Prepaid maintenance growing F&I sales
Dave McMahon, Senior Editor
September 17, 2012
Filed under Features
ADP Lightspeed study shows service contracts remain driving force in F&I dept.
An ADP Lightspeed study provided exclusively to Powersports Business shows that prepaid maintenance has added tremendous growth to F&I department revenue stream over the past four years.
In the study of F&I products sold with V-twin and metric motorcycle unit sales by ADP Lightspeed subscribers, the data provides insight into how the most effective dealerships are employing F&I products with their unit sales.
The analysis, which included more than 600,000 unit sales from the 12 months ended July 2012, finds that documentation and administrative fees are the charge most often added to a motorcycle deal. They are included in 43 percent of all deals.
As shown in Chart A, the rate of penetration by F&I products is expressed as the percent of units that carried a sale of the product. Following doc fees and administrative charges, title and registration were next at 38 percent, followed by freight, setup and handling charges on 29 percent of deals.
Service contracts were sold on 17 percent of units. GAP insurance was seen 4.2 percent of the time, prepaid maintenance was present on 2.9 percent of units, and parts (not sold through the service department on a repair order) were listed on 1.4 percent of units.
From 2009-12, the greatest increase by any F&I product in average dollars per unit sold is prepaid maintenance, which has increased $1,365 to $1,479 per unit sold.
If freight and setup charges are included with F&I products, they account for the largest portion of F&I sales to units. Freight and setup charges generated $142 million in sales in the 12 months ended July 2012. Service contracts were next in revenue, with $128 million in sales.
“F&I products were grouped into 19 major types and compared for the years 2009 and 2012,” ADP Lightspeed senior analyst Hal Ethington said. “During this three-year span, there was little variance in ranking of penetration, but dollars per unit sold did change considerably.”
Revenue produced per unit changed considerably between the two years studied, as shown in Chart B. Prepaid maintenance rose $114 from 2009-12, the highest dollar increase of all F&I products. Road hazard, service contracts and GAP insurance all had substantial gains by 2012. Doc fees and credit card fees remained relatively stable, rising only slightly.
“Surprisingly, sales of security products (etching systems, LoJack, theft alarms, etc.) fell by over $23,” Ethington said.
Freight and setup also decreased by just less than $40. Large decreases were seen in insurances, gift cards and other miscellaneous products. Each of these groups fell by $100 or more per unit.

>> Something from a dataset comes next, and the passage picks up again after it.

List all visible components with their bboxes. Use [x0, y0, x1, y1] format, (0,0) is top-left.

“Gift cards are a special case in this group,” Ethington said. “The amounts [in Table 1] are larger than would be expected for a normal ‘gift,’ due to the practice of some dealers to include pre-paid accessory sales as a gift card sale. The customer pays for accessories not yet delivered, the amount is financed on the deal, and the customer receives a gift card that can be used at the parts counter to pay for the accessories when picked up.”
Chart C analyzes the total revenue returned by each of the 17 groups when the per unit income is multiplied by the number of units affected. For the year ended July 2012, freight and setup returned $142 million in sales to the dealers. Service contracts are next in size with $228 million in sales. Doc fees account for $59 million; prepaid maintenance contributed $26 million.
“GAP insurance was barely part of the upper end of sales volume with $15 million, and surprisingly, road hazard products and insurances were present with $5 million in revenue,” Ethington noted.
All other groups combined accounted for about 10 percent of total F&I sales.
Ethington agrees that the study includes some products that are more “F&I” than others.
“Among the top generators, freight and setup would not technically be F&I,” he said. “Neither would parts and accessories or security products. These are actual hardware that have been added to the deal, but could as easily be classified as a parts sales.”
On the other hand, service contracts, doc fees, prepaid maintenance, GAP insurance and road hazard insurance all are traditional F&I products.
Ethington also said that contract interest participation, a normal F&I product that does produce significant revenue, has not been included in this study. Dealership reporting of this particular item varies widely, and it was not possible to gather reliable data in a uniform manner.
After pouring over another set of data that had been previously released, Ethington noted that service contracts are the driving force in generating F&I revenue.
“A 50 percent increase in credit card fees will mean little in the overall picture, and would be easily be offset by a less than one-half percent drop in service contract revenue,” Ethington said. “In fact, the irritation factor inherent in a charge for credit card use likely carries a greater risk of driving the customer away than does offering more expensive insurances that would actually have some potential benefit to the buyer. Dealers would be well advised to pay close attention to the proven heavy lifters of the F&I world: freight and setup, service contracts, doc fees and prepaid maintenance. Because of Internet shopping and resulting low unit margins, solid performance here will carry the department a long way toward the traditional goal of contributing a substantial portion of dealership profit.”